There is a difference in the way men and women see risk and investment results.
That is one of the conclusions of a recent report by Dalbar, the fund research firm based in Boston. In a survey of 1,100 households with incomes of $50,000 or more conducted in December, Dalbar said it found that market volatility in the second half of 1998 - a period Dalbar termed "Turmoil 98" - created a "behavioral gulf between the sexes."
Sixty-six percent of the men saw market volatility last year as a buying opportunity, as opposed to 53 percent of the women surveyed, the report said. In addition, market volatility left 26 percent of the women unsure about their plans for investing in mutual funds, as opposed to only 12 percent of the men.
Also, apparently men saw what they wanted to see when it came to investment results. At a time when many quarterly mutual fund statements were showing losses for the third quarter, 58 percent of the men claimed to have made money through investing while only 36 percent of the women said they made a profit. Dalbar said that the investment mix did not differ significantly between men and women.

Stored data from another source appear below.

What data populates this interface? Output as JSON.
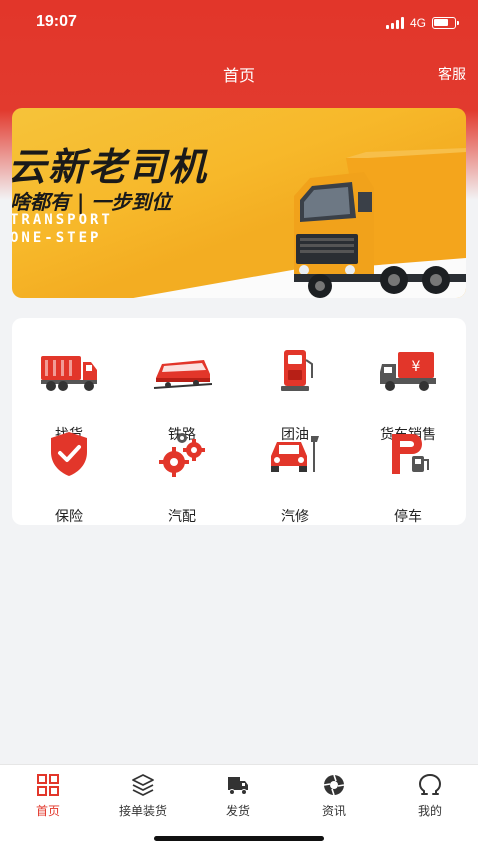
{
  "status_bar": {
    "time": "19:07",
    "network": "4G"
  },
  "nav": {
    "title": "首页",
    "service": "客服"
  },
  "banner": {
    "title": "云新老司机",
    "subtitle": "啥都有 | 一步到位",
    "en_line1": "TRANSPORT",
    "en_line2": "ONE-STEP"
  },
  "features": [
    {
      "label": "找货",
      "icon": "cargo-truck-icon"
    },
    {
      "label": "铁路",
      "icon": "train-icon"
    },
    {
      "label": "团油",
      "icon": "fuel-pump-icon"
    },
    {
      "label": "货车销售",
      "icon": "truck-sale-icon"
    },
    {
      "label": "保险",
      "icon": "shield-check-icon"
    },
    {
      "label": "汽配",
      "icon": "gears-icon"
    },
    {
      "label": "汽修",
      "icon": "car-wrench-icon"
    },
    {
      "label": "停车",
      "icon": "parking-icon"
    }
  ],
  "tabs": [
    {
      "label": "首页",
      "icon": "home-grid-icon",
      "active": true
    },
    {
      "label": "接单装货",
      "icon": "layers-icon",
      "active": false
    },
    {
      "label": "发货",
      "icon": "truck-icon",
      "active": false
    },
    {
      "label": "资讯",
      "icon": "aperture-icon",
      "active": false
    },
    {
      "label": "我的",
      "icon": "user-icon",
      "active": false
    }
  ],
  "colors": {
    "brand_red": "#e2362a",
    "banner_yellow": "#f6c33a",
    "page_bg": "#f2f3f5"
  }
}
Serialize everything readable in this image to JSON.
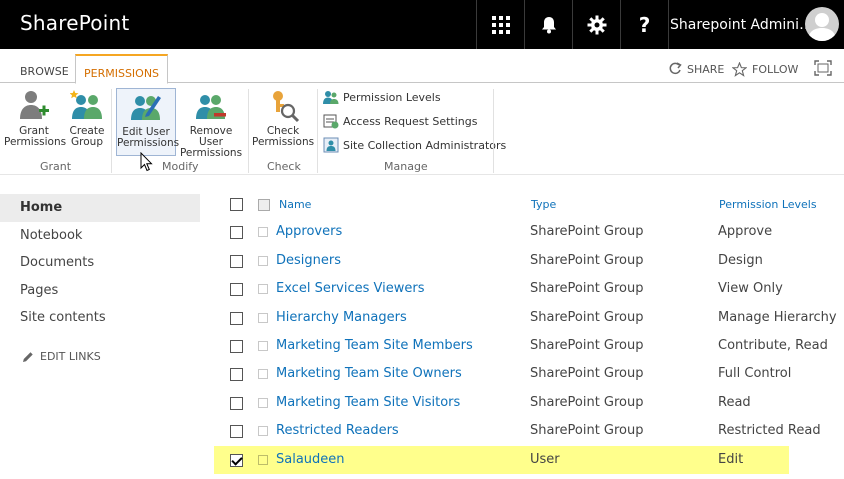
{
  "suite": {
    "brand": "SharePoint",
    "user_name": "Sharepoint Admini…",
    "icons": [
      "app-launcher-icon",
      "bell-icon",
      "gear-icon",
      "help-icon"
    ]
  },
  "ribbon": {
    "tabs": [
      {
        "label": "BROWSE",
        "active": false
      },
      {
        "label": "PERMISSIONS",
        "active": true
      }
    ],
    "share_label": "SHARE",
    "follow_label": "FOLLOW",
    "groups": {
      "grant": {
        "label": "Grant",
        "buttons": [
          {
            "line1": "Grant",
            "line2": "Permissions"
          },
          {
            "line1": "Create",
            "line2": "Group"
          }
        ]
      },
      "modify": {
        "label": "Modify",
        "buttons": [
          {
            "line1": "Edit User",
            "line2": "Permissions"
          },
          {
            "line1": "Remove User",
            "line2": "Permissions"
          }
        ]
      },
      "check": {
        "label": "Check",
        "buttons": [
          {
            "line1": "Check",
            "line2": "Permissions"
          }
        ]
      },
      "manage": {
        "label": "Manage",
        "items": [
          {
            "label": "Permission Levels"
          },
          {
            "label": "Access Request Settings"
          },
          {
            "label": "Site Collection Administrators"
          }
        ]
      }
    }
  },
  "nav": {
    "items": [
      {
        "label": "Home",
        "active": true
      },
      {
        "label": "Notebook",
        "active": false
      },
      {
        "label": "Documents",
        "active": false
      },
      {
        "label": "Pages",
        "active": false
      },
      {
        "label": "Site contents",
        "active": false
      }
    ],
    "edit_links": "EDIT LINKS"
  },
  "table": {
    "headers": {
      "name": "Name",
      "type": "Type",
      "levels": "Permission Levels"
    },
    "rows": [
      {
        "name": "Approvers",
        "type": "SharePoint Group",
        "levels": "Approve",
        "checked": false,
        "highlight": false
      },
      {
        "name": "Designers",
        "type": "SharePoint Group",
        "levels": "Design",
        "checked": false,
        "highlight": false
      },
      {
        "name": "Excel Services Viewers",
        "type": "SharePoint Group",
        "levels": "View Only",
        "checked": false,
        "highlight": false
      },
      {
        "name": "Hierarchy Managers",
        "type": "SharePoint Group",
        "levels": "Manage Hierarchy",
        "checked": false,
        "highlight": false
      },
      {
        "name": "Marketing Team Site Members",
        "type": "SharePoint Group",
        "levels": "Contribute, Read",
        "checked": false,
        "highlight": false
      },
      {
        "name": "Marketing Team Site Owners",
        "type": "SharePoint Group",
        "levels": "Full Control",
        "checked": false,
        "highlight": false
      },
      {
        "name": "Marketing Team Site Visitors",
        "type": "SharePoint Group",
        "levels": "Read",
        "checked": false,
        "highlight": false
      },
      {
        "name": "Restricted Readers",
        "type": "SharePoint Group",
        "levels": "Restricted Read",
        "checked": false,
        "highlight": false
      },
      {
        "name": "Salaudeen",
        "type": "User",
        "levels": "Edit",
        "checked": true,
        "highlight": true
      }
    ]
  },
  "colors": {
    "accent": "#d46e00",
    "link": "#0f72ba",
    "highlight": "#ffff8c",
    "suitebar": "#000000"
  }
}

It was the first time in 20 years of research that Dalbar found a difference of more than five percentage points between men and women on an issue, said Louis Harvey, president of Dalbar. The survey results suggest that "volatility drives a wedge between the he's and the she's," Harvey said.
The conclusions should lead fund companies to think about different styles of advertising for men and women, perhaps stressing safety or fixed-income products in ads targeted to a female audience, Harvey said. It also may lead fund companies to think about where they advertise, he said.
"This is the first time I've seen any data that suggests you should advertise in (Cosmopolitan magazine) over a gender neutral publication," Harvey said.